昨日甘崎君と少し気まずい別れ方をしてしまったせいで、なかなか寝られなかった。もちろん、こうなった原因は全部私にある。

甘崎君はきっと、利用されてるような気持ちになったんだと思う。自分が作ったクッキーを悪用されて、しかも作り方まで教えなきゃいけなくなっちゃったんだから。

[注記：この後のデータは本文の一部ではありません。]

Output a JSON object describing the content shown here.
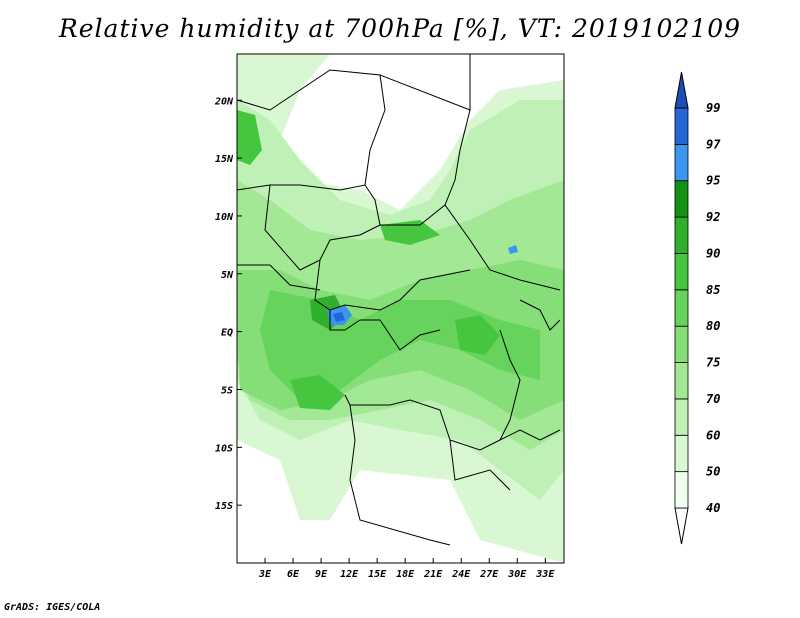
{
  "title": "Relative humidity at 700hPa [%], VT: 2019102109",
  "credit": "GrADS: IGES/COLA",
  "map": {
    "lon_range": [
      0,
      35
    ],
    "lat_range": [
      -20,
      24
    ],
    "lon_ticks": [
      "3E",
      "6E",
      "9E",
      "12E",
      "15E",
      "18E",
      "21E",
      "24E",
      "27E",
      "30E",
      "33E"
    ],
    "lat_ticks": [
      "20N",
      "15N",
      "10N",
      "5N",
      "EQ",
      "5S",
      "10S",
      "15S"
    ]
  },
  "colorbar": {
    "levels": [
      "40",
      "50",
      "60",
      "70",
      "75",
      "80",
      "85",
      "90",
      "92",
      "95",
      "97",
      "99"
    ],
    "colors": [
      "#f0fff0",
      "#d9f7d2",
      "#bff0b5",
      "#a2e895",
      "#85de78",
      "#66d35c",
      "#46c53f",
      "#2eb02b",
      "#149214",
      "#3c96f0",
      "#2466d8",
      "#1c4fb5"
    ],
    "low_color": "#ffffff",
    "high_color": "#1c4fb5"
  }
}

優しいから断れなかっただけで、本当は嫌な思いをさせてたのかもしれない。もしかして、嫌われたりなんて…

「あぁ、もう!私ってホントにバカだ!」

いきなり両手で頭を抱え出した私を見て、はーちゃんの目がますますまん丸になる。

彼女は心配そうに、私の肩にポンと手を置いた。

「大丈夫?なんかあったなら話聞くよ?」

「はーちゃん…」

「一人で溜め込んじゃダメだからね?」

彼女の言葉に、鼻の奥がツンとする。皆こんなに優しいのに、私は自分のことばっかりで。甘崎君を傷つけたことに気付けなかった。

優しくて面倒見のいい彼に、私は甘え過ぎたんだ。

「ありがとう、はーちゃん。私、なんだか自分のことが嫌になっちゃって。人の気持ちをちゃんと考えられなかったから」

「ツバサが?そんなことある?」

「あるよ。私自分のことばっかりだもん」

私がハァッとため息をつくと、はーちゃんは優しげな瞳で私を見つめた。

「ツバサは優しいよ。優しくて、明るい。私いつもツバサに元気もらってるんだから」

「そんなこと…」

「詳しくは聞かないけどさ。ツバサはそのままのツバサでいいと私は思うな」

私を元気付けるようにニコッと笑うはーちゃんに、心の中が温かくなる。はーちゃんの優しい言葉のおかげで、落ち込んでいた気持ちが少し楽になった。

「はーちゃん、ホントにありがとう!」

「えへへ、どういたしまして」

照れてるはーちゃんが可愛くて、私はガバッと彼女に抱きついた。

「おはよう、白石さん。春ちゃん」

その時後ろから声をかけられて、私と彼女は同時に振り返る。

「お、王寺先輩!」

そこに立っていたのは、王寺先輩だった。その隣には、はーちゃんのお兄さんもいる。

そっか。確か二人は部活もクラスも同じで、仲がいいんだっけ。

「おっ、おはようございます!」

突然の王寺先輩に、私は慌てて挨拶をしながら勢いよく頭を下げた。

「ハハッ、朝から元気だね」

そんな私を見て、王寺先輩は楽しそうに笑う。あぁ、今日も笑顔がとっても爽やかだ。

「でもツバサ、今日ちょっと元気がないみたいで」

「えっ、めっちゃ元気そうなのに?」

はーちゃんがそういうと、すかさずお兄さんがツッコミを入れる。彼女はお兄さんなギロリと鋭い視線を送った。

「そうなの?大丈夫?」

「あっ、はい。大丈夫です」

王寺先輩に心配してもらえるなんて、ホントにはーちゃん様様だ。

「私、元気だけが取り柄なので!」

手でグーを作って、それを掲げてみせる。王寺先輩は一瞬考える素振りをした後、私の目を見ながら言った。

「白石さん、今日部活終わってから何か予定ある?」

「えっ?いえ、今日は特にないです」

「じゃあ、一緒に帰ろうよ」

そう言われて、私は思わずポカンと口を開けた。だって今、王寺先輩に「一緒に帰ろう」って言われたよね?夢じゃないよね?

「ツバサ、夢じゃないから!」

放心状態の私の体を、はーちゃんが揺すりながら耳元でそう言った。

「え、あ、はい!」

熱くなる頬っぺたを手で押さえながら、私は勢いよく返事をする。王寺先輩はクスクスと笑いながら頷くと、はーちゃんのお兄さんと共に先に行ってしまった。

「やったじゃんツバサ!王寺先輩と二人で帰れるよ!」

はーちゃんが私の肩をバシバシ叩きながら、まるで自分のことみたいに喜んでくれる。

私はまだ夢見心地で、頭の中がふわふわして実感がわかないままだった。